Inflation has been increasing at a 6.8% annual rate, but wage increases are projected to be 3.9%. A survey of employers by Grant Thornton finds that 51% expect average merit increases of 5.1%. High performing employees will get more; lower performers, less. The survey also finds that 68% of employers have already increased the number of employees eligible for bonuses. According to Tim Giowa, a principal at Grant Thornton, “This isn’t just an HR problem anymore. It’s a C-suite problem.”
Interestingly, although Walmart is also making bonus-related changes, it is actually eliminating its decades-old quarterly bonus as it raises wages for the third time in the past year; this time, by $1/hour for 565,000 workers. Walmart says that “The overwhelming majority of our associates say their hourly wage is the most important part of their pay and by folding the bonus into the overall pay raise, associates receive consistent, predictable pay.”
Questions for Students
1. Why would Walmart be willing to incur higher fixed labor costs? [Hint: Do workers prefer certain income such as wages to uncertain income that depends on something like profits?]. What is the risk to Walmart?
2. Google told its employees that it will not give across-the-board pay increases because it varies pay increases based on individual performance. Why is Google following a different pay increase strategy than Walmart and other firms giving across the board increases?
3. Go to https://www.bls.gov/cpi/ and check under “News Releases” for an update on inflation (the Consumer Price Index for All Urban Consumers). Why might employers be reluctant to raise wages to match inflation?
Note to Instructors
Gasoline prices rose 58% and used car prices rose 31% year over year. Is that likely to happen again in the coming year? If wage and/or price pressures are temporary, an employer may wish to avoid increasing fixed costs like wages too much, as it may not be necessary to compete for workers in near future. Emphasize to students that bonuses are temporary and do not become part of permanent fixed labor costs. In the case of Walmart, they decided to offer an increase in wages because certain income is the best way to attract/retain workers (Ask students which option is more acceptable to them: a wage of $15.40 plus a possibility of earning another $1/hour in bonus or a wage of $16.40?). It is also important for students to recognize that to the degree inflation continues to be high, the wage increases given are less likely to result in Walmart’s fixed costs being higher than those its competitors.

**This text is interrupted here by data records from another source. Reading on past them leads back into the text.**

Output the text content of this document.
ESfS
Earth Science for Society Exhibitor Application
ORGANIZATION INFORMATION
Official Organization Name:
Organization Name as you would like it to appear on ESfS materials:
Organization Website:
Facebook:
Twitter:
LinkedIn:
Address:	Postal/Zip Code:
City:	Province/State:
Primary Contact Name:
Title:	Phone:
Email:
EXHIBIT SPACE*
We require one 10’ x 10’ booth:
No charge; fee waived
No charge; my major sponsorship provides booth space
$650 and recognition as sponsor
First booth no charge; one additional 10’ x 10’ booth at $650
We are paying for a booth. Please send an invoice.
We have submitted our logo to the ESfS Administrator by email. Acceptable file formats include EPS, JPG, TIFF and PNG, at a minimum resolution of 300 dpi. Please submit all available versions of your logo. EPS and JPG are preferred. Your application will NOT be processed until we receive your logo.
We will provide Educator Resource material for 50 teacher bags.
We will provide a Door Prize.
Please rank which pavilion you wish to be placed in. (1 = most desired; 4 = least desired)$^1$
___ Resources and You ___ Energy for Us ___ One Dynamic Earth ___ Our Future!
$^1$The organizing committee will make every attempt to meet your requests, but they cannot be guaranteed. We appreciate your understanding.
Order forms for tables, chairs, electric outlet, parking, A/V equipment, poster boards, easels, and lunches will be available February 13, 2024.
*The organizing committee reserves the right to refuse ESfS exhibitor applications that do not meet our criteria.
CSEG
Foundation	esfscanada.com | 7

Because Google competes more on the basis of valuable human capital, individual employees’ contributions to Google’s success can be quite different. As a result, Google rewards employees very differently based on their levels of contribution.
Sources: Michelle Fox. Many Employees Could be in for Pay Hikes of 5% or More in 2022. CNBC.com, January 7, 2022; Jennifer Elias. Google Execs Tell Employees They Won’t Raise Pay Companywide to Match Inflation. CNBC.com, December 10, 2021. Walmart to Scrap Quarterly Bonuses as it Raises Wages. Reuters.com, September 9, 2021.